As a die-hard, bleeds-crimson Washington State University alumna, you can imagine the trial my patience has been under for the last few football seasons.
To put this trial of patience in perspective, I arrived at WSU as a transfer student in the fall of 2001. I began, and ended, my college experience with three 10-win seasons, three trips to bowl games, and one heck of a great homecoming overtime win against USC 30-27. There was victory dancing on the field.
My fellow football watchers and I would arrive at Martin Stadium before the gates opened and we’d park ourselves on the 50-yard line, four rows up, rain, shine or snow to see our team play ball.
Fast-forward to the beginning of the 2010 season, not the most notable start in WSU history and the first beginnings of much grumbling about the quality of the current coaching staff.
I have been an avid football watcher for a good chunk of my life and have observed all sorts of coaching staffs: Tom O’Brien and his crew at Boston College, Lou Holtz and company at Notre Dame, Lloyd Carr and staff at the University of Michigan, Mike Price, Bill Doba and their respective coaching staffs at WSU.

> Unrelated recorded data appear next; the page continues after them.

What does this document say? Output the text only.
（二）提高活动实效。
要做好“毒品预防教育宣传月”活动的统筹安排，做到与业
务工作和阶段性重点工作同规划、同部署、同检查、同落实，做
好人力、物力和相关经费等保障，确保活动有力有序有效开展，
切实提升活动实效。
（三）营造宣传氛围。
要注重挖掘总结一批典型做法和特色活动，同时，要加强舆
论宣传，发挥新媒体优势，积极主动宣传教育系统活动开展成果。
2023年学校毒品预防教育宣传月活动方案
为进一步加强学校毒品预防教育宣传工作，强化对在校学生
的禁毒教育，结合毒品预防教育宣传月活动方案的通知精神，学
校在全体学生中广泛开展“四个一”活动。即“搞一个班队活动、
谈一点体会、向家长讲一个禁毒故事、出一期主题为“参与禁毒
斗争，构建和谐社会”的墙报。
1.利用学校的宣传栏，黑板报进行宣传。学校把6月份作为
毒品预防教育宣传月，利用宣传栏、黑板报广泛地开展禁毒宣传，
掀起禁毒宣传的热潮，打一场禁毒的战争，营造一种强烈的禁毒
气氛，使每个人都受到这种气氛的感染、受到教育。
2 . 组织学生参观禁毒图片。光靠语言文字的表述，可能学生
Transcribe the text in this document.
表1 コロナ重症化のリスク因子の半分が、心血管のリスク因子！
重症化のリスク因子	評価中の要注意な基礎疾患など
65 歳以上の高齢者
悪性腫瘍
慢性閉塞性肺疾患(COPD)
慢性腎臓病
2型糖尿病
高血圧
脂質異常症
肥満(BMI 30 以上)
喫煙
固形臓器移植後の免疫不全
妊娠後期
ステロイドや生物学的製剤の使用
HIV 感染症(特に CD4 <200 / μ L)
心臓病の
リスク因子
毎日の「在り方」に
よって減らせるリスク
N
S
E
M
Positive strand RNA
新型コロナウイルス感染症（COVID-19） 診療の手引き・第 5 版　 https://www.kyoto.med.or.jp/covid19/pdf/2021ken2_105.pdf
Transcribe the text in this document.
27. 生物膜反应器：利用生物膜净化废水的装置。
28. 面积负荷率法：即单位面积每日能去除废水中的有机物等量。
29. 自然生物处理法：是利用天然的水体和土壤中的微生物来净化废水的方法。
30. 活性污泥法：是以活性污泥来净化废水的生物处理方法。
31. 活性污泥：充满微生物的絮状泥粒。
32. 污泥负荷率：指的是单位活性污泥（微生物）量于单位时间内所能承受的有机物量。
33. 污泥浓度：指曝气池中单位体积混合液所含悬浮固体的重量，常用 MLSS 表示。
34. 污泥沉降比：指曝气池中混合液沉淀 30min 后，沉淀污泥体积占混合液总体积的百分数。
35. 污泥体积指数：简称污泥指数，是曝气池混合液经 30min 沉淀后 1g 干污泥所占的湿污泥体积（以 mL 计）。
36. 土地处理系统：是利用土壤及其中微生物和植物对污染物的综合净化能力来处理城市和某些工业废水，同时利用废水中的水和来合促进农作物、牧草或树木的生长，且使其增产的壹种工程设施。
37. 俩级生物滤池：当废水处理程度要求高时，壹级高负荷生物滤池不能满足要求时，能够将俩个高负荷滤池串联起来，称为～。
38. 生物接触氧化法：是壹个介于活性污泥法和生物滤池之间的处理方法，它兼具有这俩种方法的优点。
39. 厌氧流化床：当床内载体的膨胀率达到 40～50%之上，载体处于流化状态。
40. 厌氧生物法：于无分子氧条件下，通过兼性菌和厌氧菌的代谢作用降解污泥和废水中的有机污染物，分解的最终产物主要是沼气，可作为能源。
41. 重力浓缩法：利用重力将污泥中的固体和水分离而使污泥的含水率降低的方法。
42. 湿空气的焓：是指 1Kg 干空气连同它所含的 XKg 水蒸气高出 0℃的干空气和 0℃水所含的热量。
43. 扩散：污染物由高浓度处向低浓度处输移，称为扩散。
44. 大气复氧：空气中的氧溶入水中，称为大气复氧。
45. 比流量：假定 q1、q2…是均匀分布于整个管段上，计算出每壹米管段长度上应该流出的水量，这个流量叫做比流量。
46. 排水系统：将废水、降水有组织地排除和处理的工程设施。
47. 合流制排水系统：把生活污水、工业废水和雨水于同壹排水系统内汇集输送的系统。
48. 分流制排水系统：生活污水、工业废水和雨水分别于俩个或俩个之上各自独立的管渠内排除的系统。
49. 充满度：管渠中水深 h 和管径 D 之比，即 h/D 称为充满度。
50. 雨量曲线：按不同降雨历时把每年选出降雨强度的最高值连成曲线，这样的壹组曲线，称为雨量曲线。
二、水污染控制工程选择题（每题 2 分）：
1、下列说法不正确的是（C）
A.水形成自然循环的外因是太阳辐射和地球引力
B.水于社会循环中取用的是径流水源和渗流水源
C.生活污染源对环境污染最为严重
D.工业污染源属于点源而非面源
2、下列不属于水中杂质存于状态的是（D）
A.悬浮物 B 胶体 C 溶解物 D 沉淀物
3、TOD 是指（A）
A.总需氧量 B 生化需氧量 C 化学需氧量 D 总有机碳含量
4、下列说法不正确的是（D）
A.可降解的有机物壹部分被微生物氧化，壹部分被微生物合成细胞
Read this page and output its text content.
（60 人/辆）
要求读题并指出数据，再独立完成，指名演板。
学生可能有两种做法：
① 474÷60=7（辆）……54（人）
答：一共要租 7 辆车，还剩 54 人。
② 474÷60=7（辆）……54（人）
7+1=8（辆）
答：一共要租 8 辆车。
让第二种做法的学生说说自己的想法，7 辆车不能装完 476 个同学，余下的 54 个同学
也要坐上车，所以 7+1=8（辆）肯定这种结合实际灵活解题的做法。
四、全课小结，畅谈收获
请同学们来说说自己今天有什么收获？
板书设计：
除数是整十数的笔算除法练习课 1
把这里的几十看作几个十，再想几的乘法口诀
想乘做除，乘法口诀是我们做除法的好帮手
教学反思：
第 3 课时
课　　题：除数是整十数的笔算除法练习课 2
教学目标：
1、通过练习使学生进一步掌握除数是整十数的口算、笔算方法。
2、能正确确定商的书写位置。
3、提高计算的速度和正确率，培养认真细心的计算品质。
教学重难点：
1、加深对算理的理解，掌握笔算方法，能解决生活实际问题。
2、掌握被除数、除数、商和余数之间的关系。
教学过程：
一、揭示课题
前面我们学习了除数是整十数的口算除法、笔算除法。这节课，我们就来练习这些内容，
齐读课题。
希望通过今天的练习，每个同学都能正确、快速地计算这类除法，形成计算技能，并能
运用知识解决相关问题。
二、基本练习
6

All of those coaches and their staffs had success in their programs but none of them started out with the perfect team in their first game, their first season, even their first few seasons. Notre Dame, the University of Michigan, and to a certain extent, Boston College have always enjoyed their past history as a way to recruit some of the finest high school players in the country.
Washington State University has not had that same advantage despite producing a string of talented and successful players that have included Jack Thompson, Drew Bledsoe, Timm Rosenbach, Rien Long, Michael Bumpus, Jason David, Karl Paymah, Mark Rypien, Marcus Trufant and so on.
Recruiting, and patience, are the names of the game in college football. Having access to great players that fit into a specific system, getting those players to grasp that system and believe that it can create wins, and developing a network to help bring another round of great players is difficult in the best of circumstances.
The current coaching staff, and team, have an abysmal record hanging over their heads.
As a alumna, I am eager to see that record improve. But, as an observer of the game, I understand that until things gel just so, no team is as good as it could be.
So, for those that have been grumbling about needing a change in the coaching staff, I urge you to remember that it took Mike Price many years of disappointment to end his tenure at WSU with back-to-back 10-win seasons, and in 14 years, he still finished his career just a shade above .500 going 83-78.
I say, give Paul Wulff time to work with what he’s got. I say, be content to see the Cougs improve with each successive game.
I say, have patience.
Pam Robel is the paginator for the Columbia Basin Herald. She is taunted by her editor commenting on how coaching changes for his beloved Seattle Seahawks have made them better.